Rudolf Elmer, who handed over bank client data to WikiLeak's Julian Assange this week, was detained in Zurich late yesterday as prosecutors investigate possible breaches of Swiss banking secrecy laws.
Elmer, a former employee of Julius Baer Group Ltd. in the Cayman Islands, on Jan. 17 handed two compact discs with data on about 2,000 cross-border bank accounts to Assange. A Zurich court fined Elmer yesterday for breaking the country's client- secrecy laws and making a death threat against a bank employee in a case unrelated to WikiLeaks, according to BusinessWeek.
Julius Baer, which said it had taken note of the verdict against Elmer, has dismissed the Swiss-born banker's accusations as baseless.

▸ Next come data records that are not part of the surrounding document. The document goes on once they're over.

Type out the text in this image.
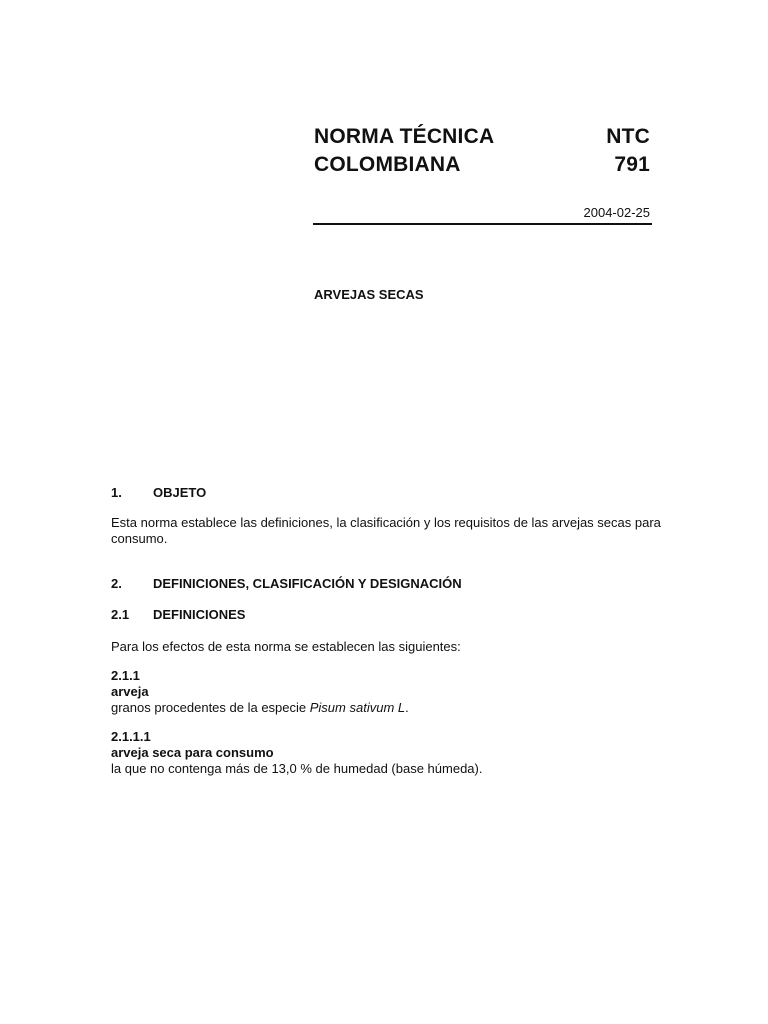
NORMA TÉCNICA
COLOMBIANA
NTC
791
2004-02-25
ARVEJAS SECAS
1. OBJETO
Esta norma establece las definiciones, la clasificación y los requisitos de las arvejas secas para
consumo.
2. DEFINICIONES, CLASIFICACIÓN Y DESIGNACIÓN
2.1 DEFINICIONES
Para los efectos de esta norma se establecen las siguientes:
2.1.1
arveja
granos procedentes de la especie Pisum sativum L.
2.1.1.1
arveja seca para consumo
la que no contenga más de 13,0 % de humedad (base húmeda).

The data from Elmer is the latest in a string of information leaks from the secretive world of Swiss banking, which has been forced into some concessions because of international pressure. Foreign nations seeking to fill budget deficits are becoming more aggressive in pursuing assets-often undeclared at home-held in offshore centres such as Switzerland.
The US clinched a major victory against Switzerland in extracting more than 4,000 sets of confidential data on wealthy Americans with accounts at UBS.
An additional 18,000 US taxpayers with secret accounts overseas voluntarily came forward to the Internal Revenue Service under a leniency deal the tax-collection agency offered in 2009, Financial News reports.